Nur zehn Jahre nach Steeles Durchbruch war die Halbinsel Delmarva das Geflügelzentrum der Welt. Sussex County in Delaware produziert heute mehr als 250 Millionen Masthühnchen im Jahr, fast doppelt so viele wie jedes andere County. Geflügelproduktion ist der wichtigste Wirtschaftszweig der Region und der wichtigste Verschmutzungsfaktor. (Ein Drittel des Grundwassers in den ländlichen Gebieten von Delmarva ist nitratverseucht.)

Eng zusammengepfercht und monatelang ohne Tageslicht und Bewegung hätten Steeles Vögel niemals überlebt, wenn man nicht kurz zuvor die positive Wirkung von Vitamin-Aund – D-Zusätzen im Hühnerfutter entdeckt hätte. Steele hätte die Küken auch gar nicht bestellen können, wenn nicht schon zuvor Brütereien mit Brutkästen aufgekommen wären. Unzählige Kräfte – Generationen von Technologien – wurden gebündelt und verstärkten einander auf unerwartete Weise.

1928 versprach Herbert Hoover »ein Huhn für jeden Topf«. Das Versprechen sollte eingehalten und übertroffen werden, aber nicht so, wie sich das irgendjemand vorgestellt hatte. Anfang der 1930er-Jahre traten Architekten der Massentierhaltung wie Arthur Perdue und John Tyson ins Geflügelgeschäft ein. Sie förderten die neu entstehende moderne industrielle Landwirtschaftswissenschaft und brachten bis zum Zweiten Weltkrieg eine ganze Reihe von »Innovationen« in die Geflügelproduktion ein. Mit staatlicher Förderung produzierte Hybridgetreide waren ein billiges Futter, das schon bald über Fließbänder automatisch zu den Tieren gebracht wurde. Das Schnabelkürzen – das normalerweise bei frisch geschlüpften Küken mit einer heißen Klinge durchgeführt wird – wurde erfunden und dann automatisiert (der Schnabel ist das wichtigste Tastorgan des Huhns). Automatische Beleuchtung und Belüftung ermöglichten eine noch dichtere Belegung der Ställe und schließlich die inzwischen übliche Manipulation des Wachstums durch kontrollierte Beleuchtung.
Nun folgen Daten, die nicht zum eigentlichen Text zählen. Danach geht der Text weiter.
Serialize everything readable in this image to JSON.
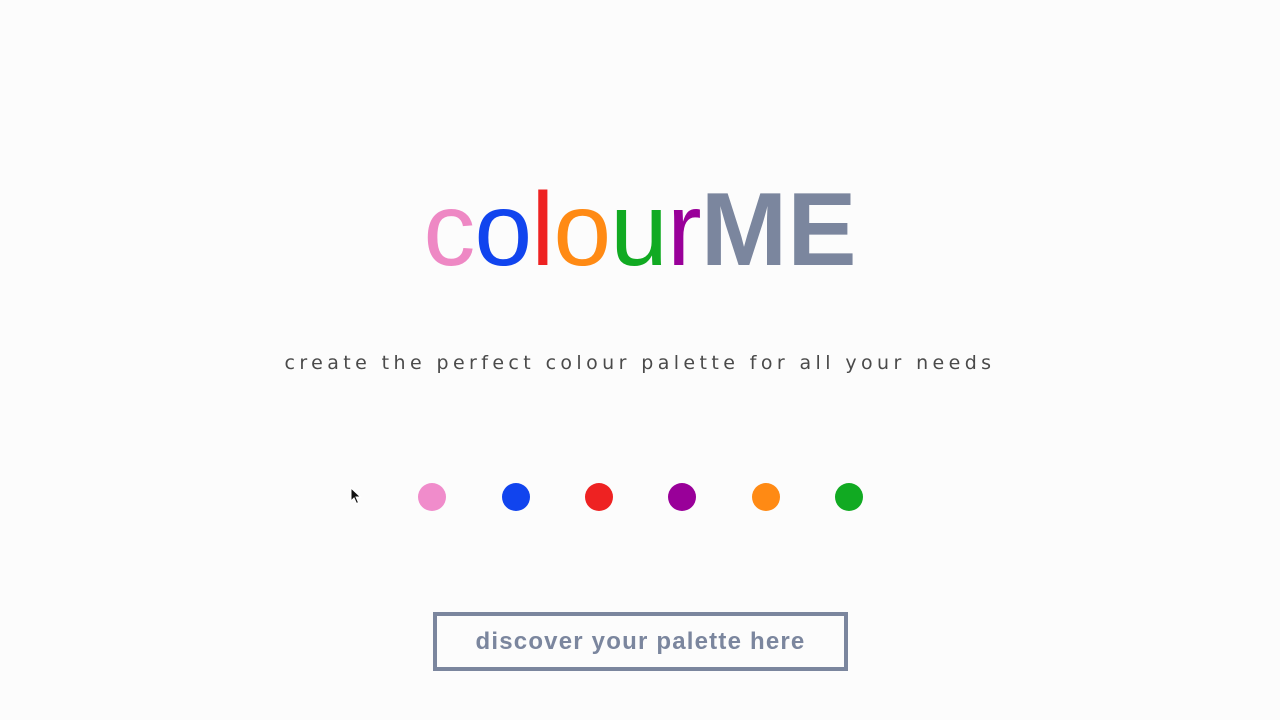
{
  "logo": {
    "letters": [
      {
        "char": "c",
        "color": "#ee88c4"
      },
      {
        "char": "o",
        "color": "#1144ee"
      },
      {
        "char": "l",
        "color": "#ee2222"
      },
      {
        "char": "o",
        "color": "#ff8a14"
      },
      {
        "char": "u",
        "color": "#11aa22"
      },
      {
        "char": "r",
        "color": "#990099"
      }
    ],
    "me": {
      "text": "ME",
      "color": "#7b869e"
    }
  },
  "tagline": "create the perfect colour palette for all your needs",
  "palette": {
    "swatches": [
      {
        "name": "pink",
        "color": "#f08ccb"
      },
      {
        "name": "blue",
        "color": "#1144ee"
      },
      {
        "name": "red",
        "color": "#ee2222"
      },
      {
        "name": "purple",
        "color": "#990099"
      },
      {
        "name": "orange",
        "color": "#ff8a14"
      },
      {
        "name": "green",
        "color": "#11aa22"
      }
    ]
  },
  "cta": {
    "label": "discover your palette here"
  },
  "cursor": {
    "icon": "mouse-pointer-icon"
  }
}
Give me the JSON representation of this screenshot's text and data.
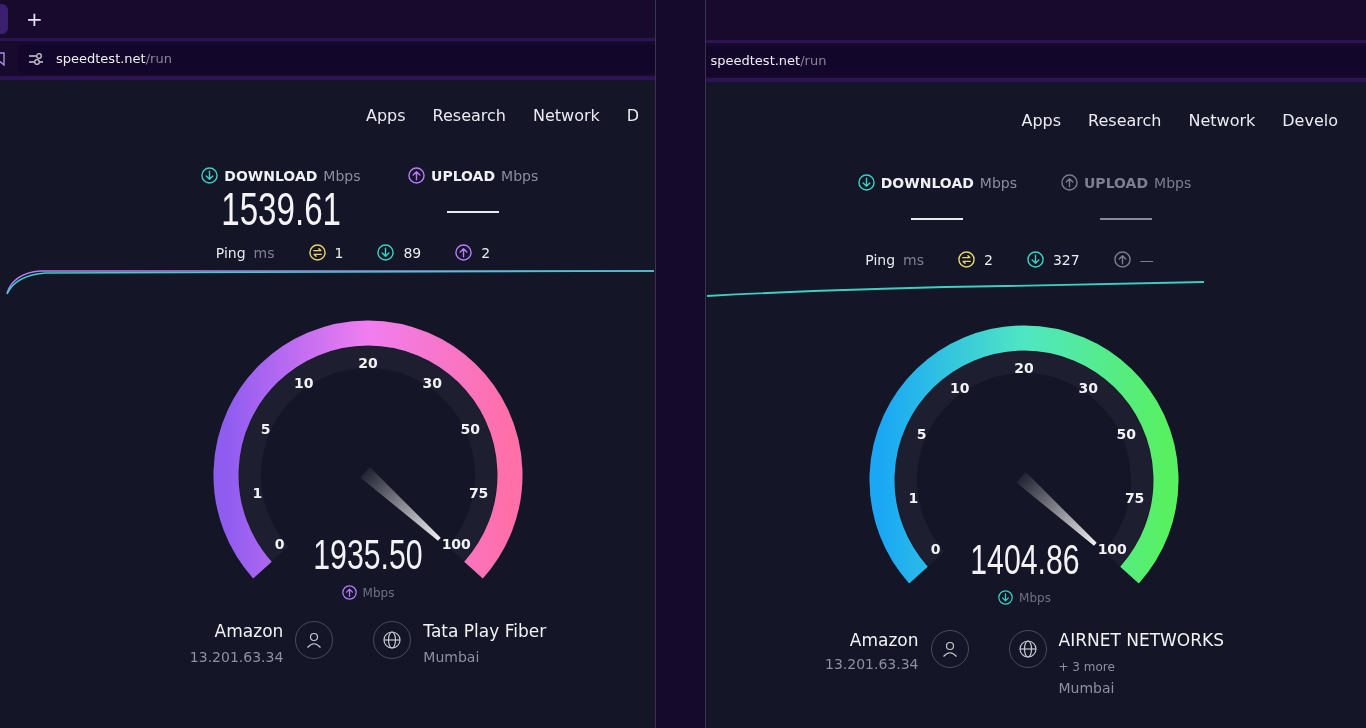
{
  "windows": [
    {
      "tab_strip": {
        "new_tab": "+",
        "tab_cut": true
      },
      "address": {
        "domain": "speedtest.net",
        "path": "/run",
        "site_icon": true
      },
      "nav": [
        "Apps",
        "Research",
        "Network",
        "D"
      ],
      "results": [
        {
          "kind": "download",
          "label": "DOWNLOAD",
          "unit": "Mbps",
          "value": "1539.61",
          "dimmed": false
        },
        {
          "kind": "upload",
          "label": "UPLOAD",
          "unit": "Mbps",
          "dimmed": false
        }
      ],
      "ping": {
        "label": "Ping",
        "unit": "ms",
        "items": [
          {
            "kind": "jitter",
            "value": "1",
            "dimmed": false
          },
          {
            "kind": "download",
            "value": "89",
            "dimmed": false
          },
          {
            "kind": "upload",
            "value": "2",
            "dimmed": false
          }
        ]
      },
      "gauge": {
        "kind": "upload",
        "scale": [
          "0",
          "1",
          "5",
          "10",
          "20",
          "30",
          "50",
          "75",
          "100"
        ],
        "reading": "1935.50",
        "unit": "Mbps"
      },
      "server": {
        "name": "Amazon",
        "ip": "13.201.63.34"
      },
      "provider": {
        "name": "Tata Play Fiber",
        "location": "Mumbai"
      }
    },
    {
      "tab_strip": {
        "tab_cut": false
      },
      "address": {
        "domain": "speedtest.net",
        "path": "/run",
        "site_icon": false
      },
      "nav": [
        "Apps",
        "Research",
        "Network",
        "Develo"
      ],
      "results": [
        {
          "kind": "download",
          "label": "DOWNLOAD",
          "unit": "Mbps",
          "dimmed": false
        },
        {
          "kind": "upload",
          "label": "UPLOAD",
          "unit": "Mbps",
          "dimmed": true
        }
      ],
      "ping": {
        "label": "Ping",
        "unit": "ms",
        "items": [
          {
            "kind": "jitter",
            "value": "2",
            "dimmed": false
          },
          {
            "kind": "download",
            "value": "327",
            "dimmed": false
          },
          {
            "kind": "upload",
            "value": "—",
            "dimmed": true
          }
        ]
      },
      "gauge": {
        "kind": "download",
        "scale": [
          "0",
          "1",
          "5",
          "10",
          "20",
          "30",
          "50",
          "75",
          "100"
        ],
        "reading": "1404.86",
        "unit": "Mbps"
      },
      "server": {
        "name": "Amazon",
        "ip": "13.201.63.34"
      },
      "provider": {
        "name": "AIRNET NETWORKS",
        "more": "+ 3 more",
        "location": "Mumbai"
      }
    }
  ]
}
Jeder Aspekt des Hühnerlebens wurde so manipuliert, dass die Tiere bei weniger Kosten mehr Fleisch produzieren. Und dann war es Zeit für den nächsten Durchbruch.

Das erste

Chicken of Tomorrow

1946 RICHTETE DIE GEFLÜGELINDUSTRIE den Blick auf die Genetik und schrieb mit Unterstützung des Agrarministeriums einen Wettbewerb um das »Chicken of Tomorrow« (»Huhn von morgen«) aus. Der Sieger war eine Überraschung: Charles Vantress aus Marysville, Kalifornien. (Bis dahin waren die meisten Zuchtrassen aus Neuengland gekommen.) Vantress’ rotfedrige Kreuzung aus Cornish-und New-Hampshire-Huhn führte das Cornish in die Zucht ein, das einer Fachzeitschrift der Industrie zufolge für »die breitbrüstige Erscheinung« sorgte, die »bald nach dem Krieg vom Markt verlangt werden würde«.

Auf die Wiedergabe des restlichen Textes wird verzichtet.